Por Sergio Devia Matta

En tiempos remotos Ántu protegía el valle. Él estaba por sobre todo lo existente, sin forma física. Su poder radicaba en abastecer, a todo ser viviente, de esencial agua. Nacía en las cumbres y se purificaba río abajo. El movimiento del agua parecía una melodía que aportaba belleza genuina a aquel lugar. Todos los seres vivientes dependían de Ántu, por ello gozaba de gran respeto. 

Quien mejor comprendía, la importancia el amparo que ofrecía Ántu, era un añoso árbol llamado Aliwén. Todos los días al amanecer hacía una magnifica presentación de sí mismo diciendo; “¡Hola!, soy un árbol. Llevo aquí muchos años viendo a la noche convirtiéndose en amanecer. Parece repetitivo, pero nunca es igual”. (Continuaba, ahora vociferando) Bueno, ¡qué vas a saber tú! No tienes disciplina para ver las cosas como son. ¿Buscas en tu vida objetivos para ser feliz? Pues a mí, aparentemente, nadie me ve. Sin embargo, mi día comienza temprano con un baño, dejando que el viento se lleve lo que para ti es basura. Una vez limpio, continúo alimentando a quien desee visitarme. Frutas e insectos tengo en el menú. Por último, y como cada tarde, espero la visita de un arriero que, cansado por su trabajo, se sienta junto a mí, en busca de mi sombra.” 

En ese instante, bruscamente, cuando estaba diciendo la última palabra, sintió debilidad en todo su ser. Algo inusual le estaba sucediendo. Sentía sus raíces débiles y sedientas. Comenzó a decaer y sentir que perdía el equilibrio. El viento ya casi no le permitía seguir en pie. Aliwén clamó ayuda a Ántu. Se sentía extraño y sólo él podría ayudarlo. El añoso árbol esperó por algún tiempo las respuestas que necesitaba. A diario se preguntaba; ¿Por qué ya no recibo el agua que necesito? Se seguía sintiendo débil. 

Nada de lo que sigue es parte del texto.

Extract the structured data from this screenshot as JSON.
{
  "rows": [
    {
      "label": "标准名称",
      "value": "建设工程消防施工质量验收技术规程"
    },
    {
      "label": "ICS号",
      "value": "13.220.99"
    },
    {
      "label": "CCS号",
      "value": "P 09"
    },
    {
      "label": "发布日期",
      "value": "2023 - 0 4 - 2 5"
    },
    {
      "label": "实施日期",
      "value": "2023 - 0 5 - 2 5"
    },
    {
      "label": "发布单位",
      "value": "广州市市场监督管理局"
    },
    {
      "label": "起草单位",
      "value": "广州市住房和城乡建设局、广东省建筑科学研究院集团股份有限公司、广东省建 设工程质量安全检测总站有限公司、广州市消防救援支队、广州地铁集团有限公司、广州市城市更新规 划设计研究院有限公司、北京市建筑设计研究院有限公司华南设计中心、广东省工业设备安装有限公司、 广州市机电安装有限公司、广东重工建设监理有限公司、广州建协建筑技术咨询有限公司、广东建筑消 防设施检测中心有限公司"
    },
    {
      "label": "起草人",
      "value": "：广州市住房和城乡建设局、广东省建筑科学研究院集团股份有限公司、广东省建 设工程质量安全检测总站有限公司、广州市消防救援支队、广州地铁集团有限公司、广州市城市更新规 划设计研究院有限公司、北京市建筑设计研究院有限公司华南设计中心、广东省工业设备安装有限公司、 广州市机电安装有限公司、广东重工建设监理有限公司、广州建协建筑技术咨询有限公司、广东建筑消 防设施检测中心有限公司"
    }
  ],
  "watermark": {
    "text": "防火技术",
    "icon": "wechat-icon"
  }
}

En ese momento, comenzó a observar a su alrededor y, se dio cuenta que, el agua no seguía su cauce natural, escaseaba. Aliwén se preguntó qué podía estar dañando tanto al equilibrio natural de aquel lugar. Para él, se había roto la armonía. Era su lugar, lo único que conocía como hogar. Habían días en que se estremecía el silencio y el sol se perdía entre el polvo. Anhelaba que cayera del cielo el agua y se quedara. Que recorriera ríos y regresara. 

Aliwén, cada vez más frágil, persistió en su intento por entender la naturaleza. Se sentía en un peligro inminente. En ese instante, en una especie de revelación, Ántu le dijo; “Yo, que estoy incluso por sobre el firmamento, jamás permitiría que alguien manchase el cielo azul.” Esa frase le hizo sentido. La responsabilidad no era suya. Ántu estaba por sobre todo. No tenía la capacidad de dañar, él simbolizaba el perfecto equilibrio de la naturaleza. Aliwén comprendió que sólo los humanos, quienes habitan en el suelo, tenían la capacidad de salvarlo. Sintió desaliento. 

En ese momento, el añoso árbol lanzó un último lamento desesperado; “Dar sombra y flores es mi propósito en la vida y, aunque parezca pequeño, mi consuelo es que tú tienes la oportunidad de ser tanto mejor que yo. Si esperas la mejor oportunidad para actuar, ahí tendrás raíces. Luego, puede ser tarde.”

 Así fue como, sin darse cuenta, su vida llegó a su fin.